My fiance asked me to marry him in June. I don’t think I would make a good wife for anybody. He is much better off without me. Tell my father, I have too many of my mother’s tendencies.” It was found on the observation deck wall, along with her coat, a makeup compact and a handbag.
One can only assume she was perhaps suffering from a clinical depression or mental illness that her mother, too, had suffered – and it makes Evelyn’s death at such a young age just that bit more tragic.
Her apparent composure masked the reality of her death. One site says, “According to reports she essentially “fell apart” when they moved her body. Her insides were basically liquefied.” She was however, identified by her sister and cremated as she requested in her note. There is no grave.
For more information on the real story, take a look at Lauren Ann Rice’s blog as she is researching it thoroughly for an upcoming book and is the expert on the topic. My interest lies instead in the almost beatification of the dead female, and in fact one site describes Evelyn as lying “in a halo made of blood”.

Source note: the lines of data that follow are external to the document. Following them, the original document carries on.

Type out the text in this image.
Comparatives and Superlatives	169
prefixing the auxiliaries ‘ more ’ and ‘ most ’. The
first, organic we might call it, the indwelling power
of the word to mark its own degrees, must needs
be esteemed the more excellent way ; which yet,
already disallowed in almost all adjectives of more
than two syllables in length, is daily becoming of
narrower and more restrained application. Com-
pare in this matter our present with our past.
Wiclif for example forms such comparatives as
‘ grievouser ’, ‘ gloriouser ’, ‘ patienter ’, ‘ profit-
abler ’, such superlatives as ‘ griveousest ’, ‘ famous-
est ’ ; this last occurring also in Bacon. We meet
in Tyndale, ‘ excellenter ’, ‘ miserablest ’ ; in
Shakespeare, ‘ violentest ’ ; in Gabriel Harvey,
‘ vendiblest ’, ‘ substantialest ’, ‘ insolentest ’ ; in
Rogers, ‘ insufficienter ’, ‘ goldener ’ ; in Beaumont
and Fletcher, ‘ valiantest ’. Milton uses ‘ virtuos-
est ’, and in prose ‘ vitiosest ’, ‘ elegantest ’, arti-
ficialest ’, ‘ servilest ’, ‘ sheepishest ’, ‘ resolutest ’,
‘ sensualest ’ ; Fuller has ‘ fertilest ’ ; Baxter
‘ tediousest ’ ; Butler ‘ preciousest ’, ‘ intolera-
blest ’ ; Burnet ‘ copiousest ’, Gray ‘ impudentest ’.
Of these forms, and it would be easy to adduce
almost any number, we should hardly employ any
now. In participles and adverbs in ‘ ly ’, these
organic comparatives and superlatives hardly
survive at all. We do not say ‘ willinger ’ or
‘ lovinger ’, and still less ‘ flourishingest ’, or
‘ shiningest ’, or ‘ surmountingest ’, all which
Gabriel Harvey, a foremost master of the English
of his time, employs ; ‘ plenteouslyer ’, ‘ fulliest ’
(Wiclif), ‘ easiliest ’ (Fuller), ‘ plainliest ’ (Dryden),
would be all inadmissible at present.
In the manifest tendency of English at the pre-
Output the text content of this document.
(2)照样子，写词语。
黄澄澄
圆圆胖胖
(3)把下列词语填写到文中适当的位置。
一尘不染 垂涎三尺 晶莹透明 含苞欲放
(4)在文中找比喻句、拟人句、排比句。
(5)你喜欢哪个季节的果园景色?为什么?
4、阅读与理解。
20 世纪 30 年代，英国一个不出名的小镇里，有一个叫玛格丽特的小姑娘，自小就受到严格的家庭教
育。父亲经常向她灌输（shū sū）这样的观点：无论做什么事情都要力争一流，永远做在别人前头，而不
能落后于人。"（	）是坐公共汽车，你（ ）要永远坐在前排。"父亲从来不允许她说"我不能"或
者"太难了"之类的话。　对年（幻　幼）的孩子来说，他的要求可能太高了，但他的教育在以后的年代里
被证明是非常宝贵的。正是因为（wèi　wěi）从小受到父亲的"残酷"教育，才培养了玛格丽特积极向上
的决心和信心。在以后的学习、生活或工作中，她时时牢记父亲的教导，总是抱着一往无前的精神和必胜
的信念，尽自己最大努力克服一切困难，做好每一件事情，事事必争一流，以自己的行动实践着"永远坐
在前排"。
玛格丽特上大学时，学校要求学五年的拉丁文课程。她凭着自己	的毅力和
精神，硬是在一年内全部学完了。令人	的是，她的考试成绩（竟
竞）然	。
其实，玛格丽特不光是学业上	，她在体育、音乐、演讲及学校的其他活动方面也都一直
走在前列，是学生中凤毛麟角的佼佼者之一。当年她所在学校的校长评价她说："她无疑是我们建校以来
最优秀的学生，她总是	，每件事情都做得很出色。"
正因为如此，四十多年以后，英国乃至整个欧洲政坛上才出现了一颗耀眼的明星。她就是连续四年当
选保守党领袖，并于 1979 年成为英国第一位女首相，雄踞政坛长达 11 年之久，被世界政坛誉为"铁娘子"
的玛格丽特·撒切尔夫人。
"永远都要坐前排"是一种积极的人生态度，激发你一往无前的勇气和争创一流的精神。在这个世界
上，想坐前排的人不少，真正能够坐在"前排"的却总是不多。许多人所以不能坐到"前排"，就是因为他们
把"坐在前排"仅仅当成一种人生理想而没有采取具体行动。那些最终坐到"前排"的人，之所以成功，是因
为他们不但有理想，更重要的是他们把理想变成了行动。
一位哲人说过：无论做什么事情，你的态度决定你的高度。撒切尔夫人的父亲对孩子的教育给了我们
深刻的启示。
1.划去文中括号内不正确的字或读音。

The beautiful corpse has been discussed on this blog previously in my posts on fashion shoots using models who appear dead (like the above which was for America’s Top Model. More info/pics here.) Yet I think many would agree Evelyn’s picture has more in common with the serene images of tragic Pre-Raphaelite women than any of these shoots. In these modern images the models look forced and uncomfortable, graceless and vapid. Perhaps photographers are chasing the ‘Evelyn Effect’ with no luck?

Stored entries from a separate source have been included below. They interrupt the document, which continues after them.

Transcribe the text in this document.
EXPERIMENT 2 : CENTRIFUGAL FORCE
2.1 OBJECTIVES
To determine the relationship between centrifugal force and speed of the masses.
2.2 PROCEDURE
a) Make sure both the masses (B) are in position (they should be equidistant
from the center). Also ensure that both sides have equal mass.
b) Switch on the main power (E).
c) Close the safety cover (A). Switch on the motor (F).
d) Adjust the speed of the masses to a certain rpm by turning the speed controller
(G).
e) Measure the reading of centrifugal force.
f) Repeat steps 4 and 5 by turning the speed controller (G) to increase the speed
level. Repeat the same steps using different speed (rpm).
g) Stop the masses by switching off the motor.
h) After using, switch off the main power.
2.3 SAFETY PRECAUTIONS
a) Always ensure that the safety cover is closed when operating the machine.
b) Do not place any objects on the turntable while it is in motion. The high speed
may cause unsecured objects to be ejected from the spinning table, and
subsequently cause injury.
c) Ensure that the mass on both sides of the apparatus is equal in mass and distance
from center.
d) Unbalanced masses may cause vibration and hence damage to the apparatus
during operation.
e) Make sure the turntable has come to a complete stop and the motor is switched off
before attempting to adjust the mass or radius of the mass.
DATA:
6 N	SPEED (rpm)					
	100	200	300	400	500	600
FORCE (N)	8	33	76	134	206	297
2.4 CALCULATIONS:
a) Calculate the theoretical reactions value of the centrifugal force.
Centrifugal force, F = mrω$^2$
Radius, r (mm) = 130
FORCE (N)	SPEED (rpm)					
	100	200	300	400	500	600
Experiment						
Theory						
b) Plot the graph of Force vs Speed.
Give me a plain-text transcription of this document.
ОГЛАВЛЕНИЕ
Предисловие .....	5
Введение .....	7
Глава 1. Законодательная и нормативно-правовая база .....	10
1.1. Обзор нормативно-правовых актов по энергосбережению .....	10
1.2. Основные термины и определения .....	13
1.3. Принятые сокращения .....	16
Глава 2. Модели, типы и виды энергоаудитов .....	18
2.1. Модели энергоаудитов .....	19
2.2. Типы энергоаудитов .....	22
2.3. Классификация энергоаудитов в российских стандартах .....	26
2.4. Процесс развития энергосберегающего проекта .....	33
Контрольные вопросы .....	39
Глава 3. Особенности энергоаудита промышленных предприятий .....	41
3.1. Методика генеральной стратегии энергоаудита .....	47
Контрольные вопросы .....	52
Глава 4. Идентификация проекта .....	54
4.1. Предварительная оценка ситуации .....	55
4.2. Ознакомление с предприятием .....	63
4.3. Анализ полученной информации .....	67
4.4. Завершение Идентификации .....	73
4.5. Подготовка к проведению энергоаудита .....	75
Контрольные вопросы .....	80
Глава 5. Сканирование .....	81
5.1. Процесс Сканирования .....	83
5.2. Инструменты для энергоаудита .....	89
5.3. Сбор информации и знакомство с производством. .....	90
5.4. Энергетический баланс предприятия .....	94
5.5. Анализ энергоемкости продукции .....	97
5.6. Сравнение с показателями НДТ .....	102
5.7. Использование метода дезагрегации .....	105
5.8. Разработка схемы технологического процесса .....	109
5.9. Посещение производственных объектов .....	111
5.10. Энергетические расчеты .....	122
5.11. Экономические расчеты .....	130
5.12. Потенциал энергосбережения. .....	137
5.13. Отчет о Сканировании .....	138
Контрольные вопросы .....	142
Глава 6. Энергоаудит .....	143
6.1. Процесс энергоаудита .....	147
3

The beautiful but dead female is often used as a representation, a trope, of our own desire for death, projected onto the female ‘other’ whether Ophelia or Laura Palmer from Twin peaks. Elizabeth Bronfen says we are drawn to suicide and tragedy “…on the one hand we recognise that it is not so healthy in psychic terms. On the other hand we have an incredible desire for these stories. We somehow want these great feelings. The culture that produces no tragedies is a boring culture.”

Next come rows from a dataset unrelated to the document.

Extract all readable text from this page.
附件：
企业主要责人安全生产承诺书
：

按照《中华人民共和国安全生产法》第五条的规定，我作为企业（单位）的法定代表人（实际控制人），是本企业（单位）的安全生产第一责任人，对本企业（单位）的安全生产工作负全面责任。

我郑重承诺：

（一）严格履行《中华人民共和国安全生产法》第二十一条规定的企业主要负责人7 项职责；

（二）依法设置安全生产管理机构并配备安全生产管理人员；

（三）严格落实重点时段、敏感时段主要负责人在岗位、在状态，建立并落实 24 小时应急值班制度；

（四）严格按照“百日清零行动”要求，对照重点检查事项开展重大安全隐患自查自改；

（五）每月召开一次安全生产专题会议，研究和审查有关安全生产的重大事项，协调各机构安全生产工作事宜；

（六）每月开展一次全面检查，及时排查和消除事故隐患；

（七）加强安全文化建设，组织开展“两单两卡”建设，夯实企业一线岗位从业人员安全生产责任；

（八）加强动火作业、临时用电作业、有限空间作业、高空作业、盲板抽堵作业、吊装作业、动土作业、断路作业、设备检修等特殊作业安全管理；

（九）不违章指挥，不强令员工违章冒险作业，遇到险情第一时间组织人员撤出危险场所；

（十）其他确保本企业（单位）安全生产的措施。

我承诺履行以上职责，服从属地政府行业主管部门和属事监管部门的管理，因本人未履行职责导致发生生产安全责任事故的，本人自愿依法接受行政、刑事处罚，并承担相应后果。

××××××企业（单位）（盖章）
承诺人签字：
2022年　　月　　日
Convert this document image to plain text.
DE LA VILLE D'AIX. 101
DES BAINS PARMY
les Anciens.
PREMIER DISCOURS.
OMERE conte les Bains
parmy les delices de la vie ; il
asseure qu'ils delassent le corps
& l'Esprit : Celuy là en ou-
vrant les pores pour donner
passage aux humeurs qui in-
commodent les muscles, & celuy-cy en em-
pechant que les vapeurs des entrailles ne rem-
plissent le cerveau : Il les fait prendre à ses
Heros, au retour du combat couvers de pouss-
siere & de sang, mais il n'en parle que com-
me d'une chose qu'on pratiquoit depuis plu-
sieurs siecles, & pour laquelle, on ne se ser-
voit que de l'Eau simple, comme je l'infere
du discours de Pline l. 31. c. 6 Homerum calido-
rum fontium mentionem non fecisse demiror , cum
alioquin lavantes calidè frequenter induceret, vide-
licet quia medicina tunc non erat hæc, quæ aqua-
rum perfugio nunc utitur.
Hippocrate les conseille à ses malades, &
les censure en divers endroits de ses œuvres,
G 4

The difference with the image of Evelyn is that she hasn’t been posed and she hasn’t been painted; she’s a spontaneous manifestation of this archetype which is perhaps why she speaks to our subconscious so successfully. For example, we can certainly appreciate the beauty of a Botticelli painting or a magnificent building – things which are man made – but we don’t feel the same sense of awe as we do when we witness an incredible sunset. It’s the impromptu and fleeting nature of the visual gift which makes it such a marvel. Evelyn McHale will go down in history as something akin to a fallen angel, as poignant and iconic as Marilyn Monroe or Elizabeth Short.